Analysts, however, dismiss the firm’s revenue estimates as stated in its presentation to a group of ministers as “highly optimistic” and “impractical”. If the assumptions are right, BSNL’s turnover in the next four years will increase by a whopping 50%, growing at around 12.5% per year, putting it in the league of a Bharti Airtel or an Idea Cellular.
BSNL has based its growth projections on a combination of factors that include growth in broadband and wireless services, government support to reduce wage bill by 50% and monetisation of towers. It also hopes to arrest the decline in landline connections and increase its mobile user base from 98 million to 140 million with a 50% increase in data revenue while maintaining its current market share over the next four years.

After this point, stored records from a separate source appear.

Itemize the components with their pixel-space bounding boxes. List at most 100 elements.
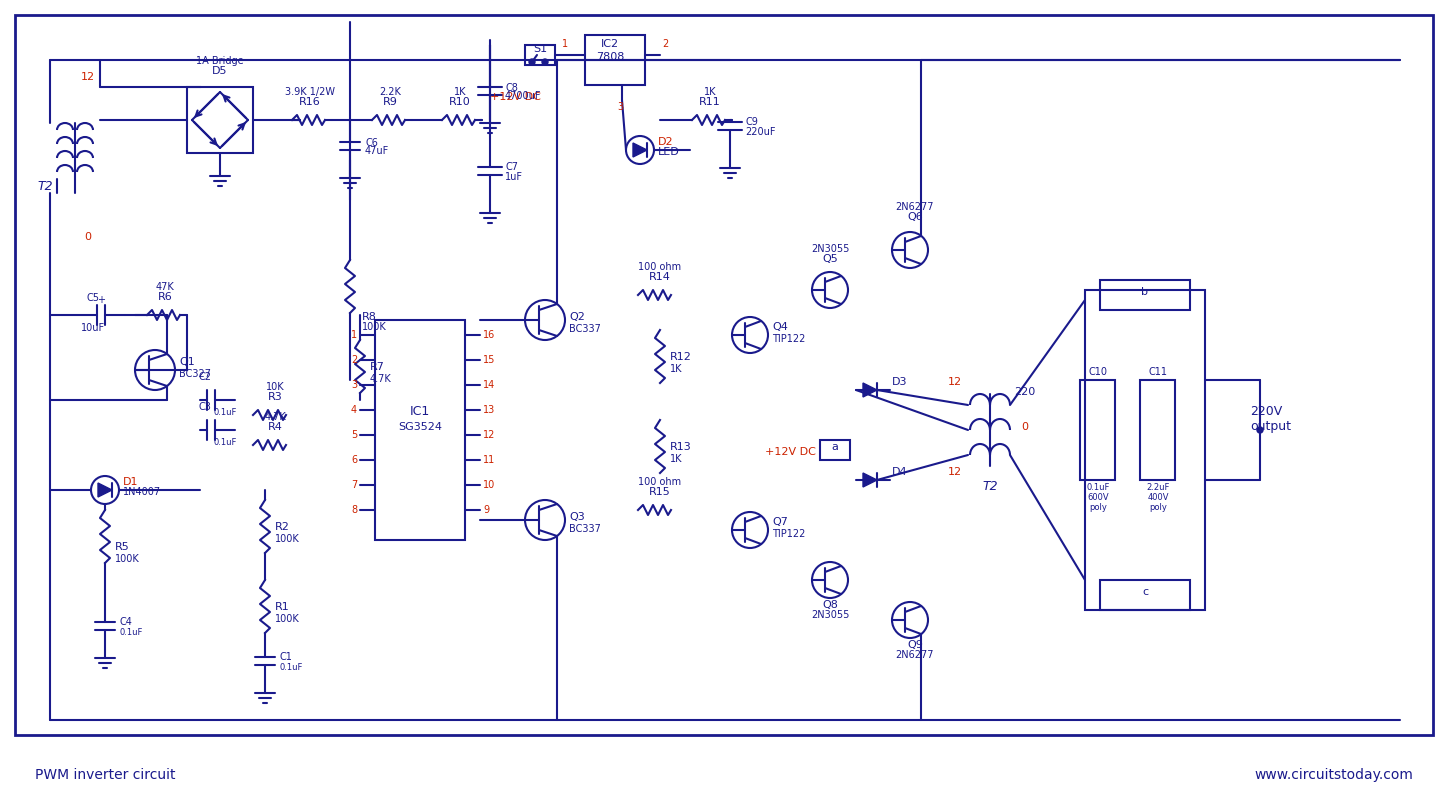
Circle shape bbox=[542, 59, 547, 65]
Text: 3: 3 bbox=[350, 380, 358, 390]
Text: 12: 12 bbox=[81, 72, 96, 82]
Text: 220V
output: 220V output bbox=[1250, 405, 1292, 433]
Text: 3: 3 bbox=[617, 102, 623, 112]
Text: 7: 7 bbox=[350, 480, 358, 490]
Text: C8: C8 bbox=[505, 83, 518, 93]
Text: 1uF: 1uF bbox=[505, 172, 523, 182]
Text: D1: D1 bbox=[123, 477, 139, 487]
Text: b: b bbox=[1141, 287, 1148, 297]
Text: 4700uF: 4700uF bbox=[505, 91, 542, 101]
Text: 1: 1 bbox=[562, 39, 568, 49]
Text: 100K: 100K bbox=[362, 322, 387, 332]
Text: 12: 12 bbox=[948, 377, 961, 387]
Text: R6: R6 bbox=[158, 292, 172, 302]
Polygon shape bbox=[633, 143, 647, 157]
Text: R12: R12 bbox=[670, 352, 692, 362]
Text: D3: D3 bbox=[892, 377, 908, 387]
Text: S1: S1 bbox=[533, 44, 547, 54]
Text: 12: 12 bbox=[484, 430, 495, 440]
Text: C6: C6 bbox=[365, 138, 378, 148]
Text: 2: 2 bbox=[350, 355, 358, 365]
Text: Q9: Q9 bbox=[906, 640, 922, 650]
Text: 0: 0 bbox=[1021, 422, 1028, 432]
Text: LED: LED bbox=[657, 147, 679, 157]
Text: D5: D5 bbox=[213, 66, 227, 76]
Text: 0.1uF: 0.1uF bbox=[279, 663, 303, 672]
Text: 10K: 10K bbox=[265, 382, 284, 392]
Text: R15: R15 bbox=[649, 487, 670, 497]
Text: 100 ohm: 100 ohm bbox=[639, 477, 682, 487]
Text: R5: R5 bbox=[114, 542, 130, 552]
Text: 100 ohm: 100 ohm bbox=[639, 262, 682, 272]
Text: C9: C9 bbox=[746, 117, 757, 127]
Text: 6: 6 bbox=[350, 455, 358, 465]
Text: 2.2K: 2.2K bbox=[379, 87, 401, 97]
Text: C4: C4 bbox=[119, 617, 132, 627]
Text: 13: 13 bbox=[484, 405, 495, 415]
Text: 100K: 100K bbox=[275, 534, 300, 544]
Text: R4: R4 bbox=[268, 422, 282, 432]
Text: R7: R7 bbox=[371, 362, 385, 372]
Bar bbox=[820, 440, 850, 460]
Text: R14: R14 bbox=[649, 272, 670, 282]
Text: 2.2uF: 2.2uF bbox=[1147, 483, 1170, 492]
Text: 1K: 1K bbox=[670, 454, 682, 464]
Text: R1: R1 bbox=[275, 602, 290, 612]
Bar bbox=[526, 45, 555, 65]
Polygon shape bbox=[98, 483, 111, 497]
Text: T2: T2 bbox=[982, 480, 998, 493]
Text: poly: poly bbox=[1089, 503, 1106, 512]
Text: C10: C10 bbox=[1089, 367, 1108, 377]
Text: 220uF: 220uF bbox=[746, 127, 776, 137]
Text: 10uF: 10uF bbox=[81, 323, 106, 333]
Text: c: c bbox=[1142, 587, 1148, 597]
Text: 0.1uF: 0.1uF bbox=[213, 408, 236, 417]
Text: R10: R10 bbox=[449, 97, 471, 107]
Bar bbox=[1100, 580, 1190, 610]
Text: 10: 10 bbox=[484, 480, 495, 490]
Text: Q1: Q1 bbox=[180, 357, 194, 367]
Text: C11: C11 bbox=[1148, 367, 1167, 377]
Text: 100K: 100K bbox=[114, 554, 140, 564]
Text: 47K: 47K bbox=[155, 282, 174, 292]
Text: R16: R16 bbox=[300, 97, 321, 107]
Text: Q8: Q8 bbox=[822, 600, 838, 610]
Text: 2: 2 bbox=[662, 39, 668, 49]
Bar bbox=[1080, 380, 1115, 480]
Text: 1: 1 bbox=[350, 330, 358, 340]
Text: 1N4007: 1N4007 bbox=[123, 487, 161, 497]
Text: 12: 12 bbox=[948, 467, 961, 477]
Text: 16: 16 bbox=[484, 330, 495, 340]
Polygon shape bbox=[863, 383, 877, 397]
Text: 14: 14 bbox=[484, 380, 495, 390]
Text: 0.1uF: 0.1uF bbox=[1086, 483, 1109, 492]
Text: 1A Bridge: 1A Bridge bbox=[195, 56, 243, 66]
Text: Q4: Q4 bbox=[772, 322, 788, 332]
Text: 2N6277: 2N6277 bbox=[896, 650, 934, 660]
Text: Q7: Q7 bbox=[772, 517, 788, 527]
Text: Q5: Q5 bbox=[822, 254, 838, 264]
Text: 4: 4 bbox=[350, 405, 358, 415]
Text: 2N3055: 2N3055 bbox=[811, 244, 849, 254]
Text: C7: C7 bbox=[505, 162, 518, 172]
Text: R8: R8 bbox=[362, 312, 376, 322]
Text: C1: C1 bbox=[279, 652, 292, 662]
Text: 2N6277: 2N6277 bbox=[896, 202, 934, 212]
Text: 4.7K: 4.7K bbox=[264, 412, 285, 422]
Text: Q6: Q6 bbox=[906, 212, 922, 222]
Text: Q3: Q3 bbox=[569, 512, 585, 522]
Text: T2: T2 bbox=[38, 180, 52, 193]
Text: TIP122: TIP122 bbox=[772, 529, 805, 539]
Text: BC337: BC337 bbox=[569, 524, 601, 534]
Text: poly: poly bbox=[1150, 503, 1167, 512]
Bar bbox=[14, 15, 1434, 735]
Circle shape bbox=[1257, 427, 1263, 433]
Text: 600V: 600V bbox=[1087, 493, 1109, 502]
Text: R9: R9 bbox=[382, 97, 397, 107]
Text: 3.9K 1/2W: 3.9K 1/2W bbox=[285, 87, 334, 97]
Text: 9: 9 bbox=[484, 505, 489, 515]
Text: 7808: 7808 bbox=[595, 52, 624, 62]
Text: D2: D2 bbox=[657, 137, 673, 147]
Text: D4: D4 bbox=[892, 467, 908, 477]
Text: 100K: 100K bbox=[275, 614, 300, 624]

However, BSNL has not outlined a strategy that will help it achieve the numbers. Its subscriber market share in the mobile segment has remained static at around 11% in the last five years. Only around 56% of its total subscribers are active and its wireline user base has been constantly declining to stand at around 24 million as on date.
Neither has it come forward with a manpower reduction plan. Its wage bill amounts to 50% of its total revenues of around R27,000 crore. Even if the government bears 50% of the wage bill, at the end of FY18 it would constitute 37% of its total projected revenue of R41,305 crore. For private sector mobile firms, the wage bill constitutes around 5% of their revenues.

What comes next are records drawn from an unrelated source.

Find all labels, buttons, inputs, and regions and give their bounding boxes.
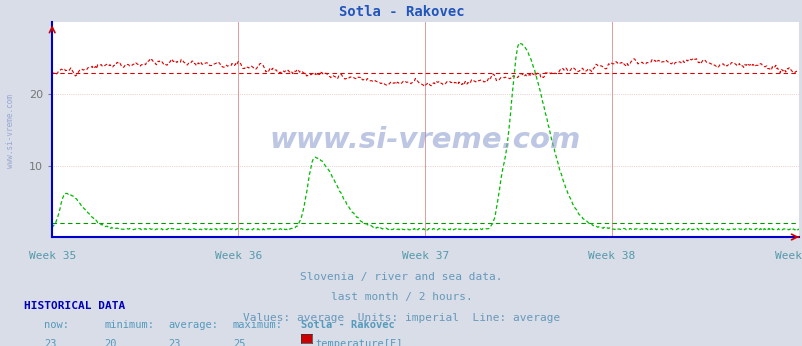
Text: Week 35: Week 35 [29, 251, 75, 261]
Text: Sotla - Rakovec: Sotla - Rakovec [301, 320, 395, 330]
Text: www.si-vreme.com: www.si-vreme.com [269, 127, 581, 154]
Text: Week 37: Week 37 [401, 251, 448, 261]
Text: Values: average  Units: imperial  Line: average: Values: average Units: imperial Line: av… [242, 313, 560, 323]
Text: Week 39: Week 39 [775, 251, 802, 261]
Text: now:: now: [44, 320, 69, 330]
Text: 23: 23 [44, 339, 57, 346]
Text: 23: 23 [168, 339, 181, 346]
Text: 20: 20 [104, 339, 117, 346]
Text: last month / 2 hours.: last month / 2 hours. [330, 292, 472, 302]
Text: Week 36: Week 36 [214, 251, 261, 261]
Text: Week 38: Week 38 [588, 251, 635, 261]
Text: HISTORICAL DATA: HISTORICAL DATA [24, 301, 125, 311]
Text: maximum:: maximum: [233, 320, 282, 330]
Text: minimum:: minimum: [104, 320, 154, 330]
Text: average:: average: [168, 320, 218, 330]
Text: 25: 25 [233, 339, 245, 346]
Text: www.si-vreme.com: www.si-vreme.com [6, 94, 15, 169]
Text: Sotla - Rakovec: Sotla - Rakovec [338, 5, 464, 19]
Text: temperature[F]: temperature[F] [315, 339, 403, 346]
Text: Slovenia / river and sea data.: Slovenia / river and sea data. [300, 272, 502, 282]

There is also no plan to reduce costs — in FY14, total expenditure is expected to be R37,210 crore on a revenue of R28,047 crore. And BSNL has targeted an expenditure of R41,229 crore on a revenue of R41,305 crore in FY18. Even if these numbers were to materialise, the telco can at best break even, not post profits. Worse still, while the company has projected a revenue growth from 3% to 9% in the next four years, it has said that its wage bill would go up by around 15%.
How successful the company can be in its turnaround plan, based on optimistic revenue growth plan can be gauged from the fact that it could not monetise the early start it got in 3G services over its private sector counterparts. Having got the 3G spectrum two years ahead of private sector companies, the company’s 3G subscriber base is far lower than any private sector operator and still it has based its future growth on data services.